Cannot enqueue> ~65k threads

When attempting to enqueue a kernel with the following statement:
(Where SIZE = 256, and queue is of type cl::CommandQueue as defined in the OpenCL C++ bindings)

queue.enqueueNDRangeKernel(
kernel, 
cl::NullRange,
cl::NDRange((SIZE)*(SIZE)),
cl::NDRange(1, 1), 
NULL, 
&event); 

An error defined as “CL_Invalid_Value” (-30) is returned. This problem does not occur if SIZE < 256 (where SIZE is a positive integer).
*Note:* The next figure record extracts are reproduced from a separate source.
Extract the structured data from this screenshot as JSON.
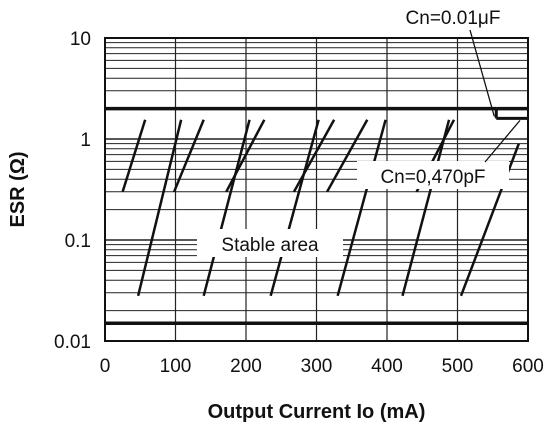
{
  "chart_data": {
    "type": "line",
    "xlabel": "Output Current Io (mA)",
    "ylabel": "ESR (Ω)",
    "xlim": [
      0,
      600
    ],
    "ylim": [
      0.01,
      10
    ],
    "y_scale": "log",
    "grid": true,
    "x_ticks": [
      "0",
      "100",
      "200",
      "300",
      "400",
      "500",
      "600"
    ],
    "x_tick_values": [
      0,
      100,
      200,
      300,
      400,
      500,
      600
    ],
    "y_ticks": [
      "0.01",
      "0.1",
      "1",
      "10"
    ],
    "y_tick_values": [
      0.01,
      0.1,
      1,
      10
    ],
    "boundaries": {
      "upper_esr": 2.0,
      "lower_esr": 0.015,
      "upper_step": {
        "x": [
          555,
          600
        ],
        "esr": 1.6
      }
    },
    "hatch_lines": [
      {
        "x": [
          25,
          57
        ],
        "y": [
          0.3,
          1.55
        ]
      },
      {
        "x": [
          47,
          108
        ],
        "y": [
          0.028,
          1.55
        ]
      },
      {
        "x": [
          140,
          205
        ],
        "y": [
          0.028,
          1.55
        ]
      },
      {
        "x": [
          235,
          303
        ],
        "y": [
          0.028,
          1.55
        ]
      },
      {
        "x": [
          330,
          398
        ],
        "y": [
          0.028,
          1.55
        ]
      },
      {
        "x": [
          422,
          488
        ],
        "y": [
          0.028,
          1.55
        ]
      },
      {
        "x": [
          505,
          587
        ],
        "y": [
          0.028,
          0.9
        ]
      },
      {
        "x": [
          172,
          226
        ],
        "y": [
          0.3,
          1.55
        ]
      },
      {
        "x": [
          315,
          372
        ],
        "y": [
          0.3,
          1.55
        ]
      },
      {
        "x": [
          442,
          495
        ],
        "y": [
          0.3,
          1.55
        ]
      },
      {
        "x": [
          268,
          325
        ],
        "y": [
          0.3,
          1.55
        ]
      },
      {
        "x": [
          98,
          140
        ],
        "y": [
          0.3,
          1.55
        ]
      }
    ],
    "annotations": [
      {
        "text": "Cn=0.01μF",
        "x": 570,
        "y": 20,
        "target": [
          555,
          1.6
        ]
      },
      {
        "text": "Cn=0,470pF",
        "x": 520,
        "y": 0.55,
        "target": [
          600,
          1.6
        ]
      },
      {
        "text": "Stable area",
        "x": 245,
        "y": 0.1
      }
    ]
  }
}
Q: What/who is responsible for this error? Why can >65k threads not be created? Is this a limitation of the NVIDIA OpenCL runtime or the result of some form of EBCAK (Error between chair and keyboard)?
Thanks in advance.

You should always be able to enqueue a global size of 65k as long as your local size is an even divisor of that. My guess is that with a local size of 1 and a global size of 65k you’re running into a bug in the implementation here. Try setting the local size to 256 (or NULL) and see if it works. If it does, you should file a bug with the vendor.

Changing the local size to a non-1 divisor of the global size resolved the problem - it seems that you are correct about it being a driver issue. A bug report has been field with NVIDIA. Thank you for your assistance in this matter of grave importance.